Domande da interrogazione
- Qual è l'importanza storica della cattedrale di York?
- Quali stili architettonici caratterizzano la cattedrale di York?
- Qual è l'origine della cattedrale di York?
- Quali eventi storici hanno influenzato la cattedrale di York?
- Qual è il legame tra la cattedrale di York e i drammi sacri?
La cattedrale di York, conosciuta come chiesa metropolitana di S. Pietro, è legata alla storia di York, antica capitale del regno sassone di Northumbria, e continua a essere un luogo di consacrazione per i nuovi vescovi anglicani del Nord (testo).
La cattedrale presenta un insieme armonioso di tre stili architettonici: gotico primitivo inglese, gotico Decorato e gotico Perpendicolare, con celebri vetrate medievali che costituiscono metà del patrimonio inglese di vetrate gotiche originali (testo).
La cattedrale sorge su un'area dove i romani costruirono edifici imperiali; qui, il re sassone Edwin fece erigere una chiesetta di legno dopo la sua conversione al Cristianesimo, dando inizio alla successione delle cattedrali (testo).

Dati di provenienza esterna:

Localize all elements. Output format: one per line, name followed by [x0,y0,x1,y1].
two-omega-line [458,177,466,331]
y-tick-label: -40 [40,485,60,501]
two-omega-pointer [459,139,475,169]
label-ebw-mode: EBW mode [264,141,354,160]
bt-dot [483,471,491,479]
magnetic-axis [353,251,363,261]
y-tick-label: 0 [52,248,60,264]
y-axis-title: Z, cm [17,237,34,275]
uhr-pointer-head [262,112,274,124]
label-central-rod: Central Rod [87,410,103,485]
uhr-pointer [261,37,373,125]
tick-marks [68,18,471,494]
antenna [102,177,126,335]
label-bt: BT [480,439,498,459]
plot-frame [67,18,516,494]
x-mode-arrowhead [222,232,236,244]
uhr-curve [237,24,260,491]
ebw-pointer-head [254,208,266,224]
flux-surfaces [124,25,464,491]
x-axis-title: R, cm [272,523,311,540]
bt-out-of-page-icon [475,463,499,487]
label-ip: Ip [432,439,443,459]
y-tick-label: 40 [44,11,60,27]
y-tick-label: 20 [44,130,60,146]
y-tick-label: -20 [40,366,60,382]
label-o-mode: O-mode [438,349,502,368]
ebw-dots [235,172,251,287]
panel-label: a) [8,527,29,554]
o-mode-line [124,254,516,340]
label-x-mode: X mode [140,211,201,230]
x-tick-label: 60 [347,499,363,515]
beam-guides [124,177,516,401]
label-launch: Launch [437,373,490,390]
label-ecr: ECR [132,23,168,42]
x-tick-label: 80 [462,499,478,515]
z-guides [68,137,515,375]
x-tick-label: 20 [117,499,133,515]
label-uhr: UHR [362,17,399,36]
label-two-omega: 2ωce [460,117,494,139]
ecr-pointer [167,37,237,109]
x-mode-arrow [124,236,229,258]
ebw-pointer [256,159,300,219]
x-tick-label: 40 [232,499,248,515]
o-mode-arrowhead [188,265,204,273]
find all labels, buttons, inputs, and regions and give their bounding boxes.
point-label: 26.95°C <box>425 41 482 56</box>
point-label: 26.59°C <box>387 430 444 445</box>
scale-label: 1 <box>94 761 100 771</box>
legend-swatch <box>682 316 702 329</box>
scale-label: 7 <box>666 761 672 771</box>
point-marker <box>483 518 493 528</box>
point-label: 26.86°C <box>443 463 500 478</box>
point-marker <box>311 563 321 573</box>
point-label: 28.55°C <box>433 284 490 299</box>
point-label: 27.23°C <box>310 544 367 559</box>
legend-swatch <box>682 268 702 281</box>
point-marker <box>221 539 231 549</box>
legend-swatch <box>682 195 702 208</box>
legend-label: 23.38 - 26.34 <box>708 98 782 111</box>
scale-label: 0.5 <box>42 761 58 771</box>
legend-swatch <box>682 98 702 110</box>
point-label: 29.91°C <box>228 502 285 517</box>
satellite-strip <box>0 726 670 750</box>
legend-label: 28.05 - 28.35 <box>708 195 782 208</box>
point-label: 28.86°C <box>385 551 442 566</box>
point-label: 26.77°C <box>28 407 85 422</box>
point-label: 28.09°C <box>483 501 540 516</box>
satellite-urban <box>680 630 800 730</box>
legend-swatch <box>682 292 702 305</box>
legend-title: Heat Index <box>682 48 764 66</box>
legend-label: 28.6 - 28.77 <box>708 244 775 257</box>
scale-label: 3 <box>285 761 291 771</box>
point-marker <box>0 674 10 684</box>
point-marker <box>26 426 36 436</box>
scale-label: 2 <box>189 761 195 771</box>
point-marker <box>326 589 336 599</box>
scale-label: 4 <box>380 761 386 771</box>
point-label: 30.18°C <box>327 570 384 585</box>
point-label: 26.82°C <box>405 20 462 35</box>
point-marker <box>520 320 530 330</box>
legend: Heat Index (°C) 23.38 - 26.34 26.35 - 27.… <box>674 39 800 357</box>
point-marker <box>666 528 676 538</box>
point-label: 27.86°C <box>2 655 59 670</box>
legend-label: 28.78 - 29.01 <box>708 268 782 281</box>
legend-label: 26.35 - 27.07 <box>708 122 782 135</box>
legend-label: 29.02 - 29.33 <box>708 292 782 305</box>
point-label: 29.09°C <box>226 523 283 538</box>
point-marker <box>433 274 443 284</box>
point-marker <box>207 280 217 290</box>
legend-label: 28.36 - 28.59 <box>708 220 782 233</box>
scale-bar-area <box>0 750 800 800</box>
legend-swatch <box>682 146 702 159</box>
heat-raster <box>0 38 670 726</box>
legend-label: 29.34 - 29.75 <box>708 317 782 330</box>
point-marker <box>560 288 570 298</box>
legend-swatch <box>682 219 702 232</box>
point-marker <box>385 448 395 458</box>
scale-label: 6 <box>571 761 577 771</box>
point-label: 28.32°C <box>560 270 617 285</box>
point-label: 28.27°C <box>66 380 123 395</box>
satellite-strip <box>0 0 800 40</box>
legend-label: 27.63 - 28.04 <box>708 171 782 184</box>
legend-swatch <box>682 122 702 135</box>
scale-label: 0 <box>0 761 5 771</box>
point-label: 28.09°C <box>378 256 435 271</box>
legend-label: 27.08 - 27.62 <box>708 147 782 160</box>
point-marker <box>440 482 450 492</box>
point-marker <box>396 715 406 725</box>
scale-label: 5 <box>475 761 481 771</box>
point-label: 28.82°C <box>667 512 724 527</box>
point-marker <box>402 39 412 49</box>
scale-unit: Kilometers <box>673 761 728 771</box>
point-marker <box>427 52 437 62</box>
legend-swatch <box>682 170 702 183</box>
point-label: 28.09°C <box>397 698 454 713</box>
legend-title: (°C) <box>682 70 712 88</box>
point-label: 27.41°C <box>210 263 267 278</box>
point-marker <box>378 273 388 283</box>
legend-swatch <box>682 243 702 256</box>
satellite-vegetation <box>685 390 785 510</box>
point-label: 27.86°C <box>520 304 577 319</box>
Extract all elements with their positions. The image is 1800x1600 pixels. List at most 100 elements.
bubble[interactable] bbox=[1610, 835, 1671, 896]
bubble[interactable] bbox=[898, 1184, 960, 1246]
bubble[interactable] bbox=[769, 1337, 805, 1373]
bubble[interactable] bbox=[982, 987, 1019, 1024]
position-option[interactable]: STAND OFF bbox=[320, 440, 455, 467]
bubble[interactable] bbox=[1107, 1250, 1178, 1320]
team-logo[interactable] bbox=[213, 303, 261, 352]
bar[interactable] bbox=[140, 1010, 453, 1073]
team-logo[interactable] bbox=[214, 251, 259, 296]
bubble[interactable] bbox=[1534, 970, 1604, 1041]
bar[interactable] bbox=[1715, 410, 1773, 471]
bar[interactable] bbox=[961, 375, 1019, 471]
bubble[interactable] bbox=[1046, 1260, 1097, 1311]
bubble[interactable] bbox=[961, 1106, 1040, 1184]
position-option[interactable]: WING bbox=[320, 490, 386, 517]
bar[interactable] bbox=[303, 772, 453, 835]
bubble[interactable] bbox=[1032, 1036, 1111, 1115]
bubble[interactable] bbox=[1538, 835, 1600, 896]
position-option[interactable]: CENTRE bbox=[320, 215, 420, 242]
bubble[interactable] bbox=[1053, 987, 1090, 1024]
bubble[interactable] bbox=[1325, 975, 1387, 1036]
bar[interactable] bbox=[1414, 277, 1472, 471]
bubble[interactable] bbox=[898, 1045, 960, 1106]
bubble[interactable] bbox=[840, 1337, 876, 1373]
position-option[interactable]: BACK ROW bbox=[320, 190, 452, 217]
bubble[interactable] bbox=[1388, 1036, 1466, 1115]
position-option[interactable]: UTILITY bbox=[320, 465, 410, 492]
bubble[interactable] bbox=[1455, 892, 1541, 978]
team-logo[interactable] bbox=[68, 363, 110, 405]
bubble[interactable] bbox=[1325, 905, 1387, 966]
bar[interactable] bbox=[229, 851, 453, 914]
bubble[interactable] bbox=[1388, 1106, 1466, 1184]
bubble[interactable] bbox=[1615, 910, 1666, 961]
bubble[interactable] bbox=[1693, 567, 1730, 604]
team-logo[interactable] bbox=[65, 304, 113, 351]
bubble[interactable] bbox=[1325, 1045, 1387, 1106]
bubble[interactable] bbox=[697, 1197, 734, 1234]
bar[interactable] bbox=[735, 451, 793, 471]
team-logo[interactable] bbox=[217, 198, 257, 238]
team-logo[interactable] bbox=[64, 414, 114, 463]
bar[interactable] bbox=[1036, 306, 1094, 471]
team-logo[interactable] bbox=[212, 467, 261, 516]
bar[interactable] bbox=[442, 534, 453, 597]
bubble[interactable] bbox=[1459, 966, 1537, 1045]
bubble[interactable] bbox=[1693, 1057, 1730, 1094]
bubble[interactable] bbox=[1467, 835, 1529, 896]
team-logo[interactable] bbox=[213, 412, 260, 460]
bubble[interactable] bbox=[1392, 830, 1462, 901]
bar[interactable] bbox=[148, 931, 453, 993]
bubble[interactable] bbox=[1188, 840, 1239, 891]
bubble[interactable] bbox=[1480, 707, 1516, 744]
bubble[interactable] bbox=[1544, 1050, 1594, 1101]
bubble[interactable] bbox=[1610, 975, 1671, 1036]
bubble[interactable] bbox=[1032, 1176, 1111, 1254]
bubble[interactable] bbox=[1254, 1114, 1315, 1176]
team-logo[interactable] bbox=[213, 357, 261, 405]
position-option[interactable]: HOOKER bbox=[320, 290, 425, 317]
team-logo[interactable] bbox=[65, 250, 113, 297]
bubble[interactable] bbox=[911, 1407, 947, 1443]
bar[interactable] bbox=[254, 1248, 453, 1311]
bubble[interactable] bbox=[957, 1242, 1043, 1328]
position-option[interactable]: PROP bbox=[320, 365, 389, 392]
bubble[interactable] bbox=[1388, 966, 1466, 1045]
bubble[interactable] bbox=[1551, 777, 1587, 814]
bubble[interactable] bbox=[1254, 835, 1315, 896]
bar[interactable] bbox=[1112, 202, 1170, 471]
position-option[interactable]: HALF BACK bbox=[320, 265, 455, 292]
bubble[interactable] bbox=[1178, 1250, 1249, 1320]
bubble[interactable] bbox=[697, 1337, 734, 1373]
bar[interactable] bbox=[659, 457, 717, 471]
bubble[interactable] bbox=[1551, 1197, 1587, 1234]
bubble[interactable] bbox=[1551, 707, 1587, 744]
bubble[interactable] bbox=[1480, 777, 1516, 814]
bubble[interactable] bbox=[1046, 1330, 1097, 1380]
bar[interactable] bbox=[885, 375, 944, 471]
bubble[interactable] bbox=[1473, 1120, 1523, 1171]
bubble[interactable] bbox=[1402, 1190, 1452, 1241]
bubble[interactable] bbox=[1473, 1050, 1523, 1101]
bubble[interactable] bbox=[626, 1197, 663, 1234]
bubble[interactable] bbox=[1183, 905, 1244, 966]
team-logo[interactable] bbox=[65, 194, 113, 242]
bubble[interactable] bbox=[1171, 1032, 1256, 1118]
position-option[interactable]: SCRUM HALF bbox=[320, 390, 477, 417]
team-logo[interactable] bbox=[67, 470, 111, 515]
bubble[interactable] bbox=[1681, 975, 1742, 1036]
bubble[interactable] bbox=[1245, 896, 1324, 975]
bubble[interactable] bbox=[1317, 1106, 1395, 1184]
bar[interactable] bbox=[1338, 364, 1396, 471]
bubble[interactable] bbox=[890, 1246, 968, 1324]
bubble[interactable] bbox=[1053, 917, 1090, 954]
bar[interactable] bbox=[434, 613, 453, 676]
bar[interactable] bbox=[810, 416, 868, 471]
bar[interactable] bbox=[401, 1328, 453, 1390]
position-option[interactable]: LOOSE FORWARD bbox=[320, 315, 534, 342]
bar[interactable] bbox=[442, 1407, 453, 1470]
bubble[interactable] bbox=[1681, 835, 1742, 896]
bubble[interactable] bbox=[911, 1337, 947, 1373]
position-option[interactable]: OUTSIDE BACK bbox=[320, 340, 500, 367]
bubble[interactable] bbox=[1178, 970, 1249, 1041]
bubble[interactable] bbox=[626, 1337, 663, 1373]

La cattedrale ha subito distruzioni significative, tra cui la devastazione normanna nel 1069 e un incendio che distrusse la chiesa precedente; l'attuale struttura risale al 1220 e incorpora resti delle precedenti costruzioni (testo).
La cattedrale è famosa per il suo ciclo di drammi sacri, che rappresentavano storie bibliche durante le feste religiose; nonostante le proibizioni dopo lo Scisma, le rappresentazioni continuarono per un altro mezzo secolo, evidenziando la resistenza del popolo di York (testo).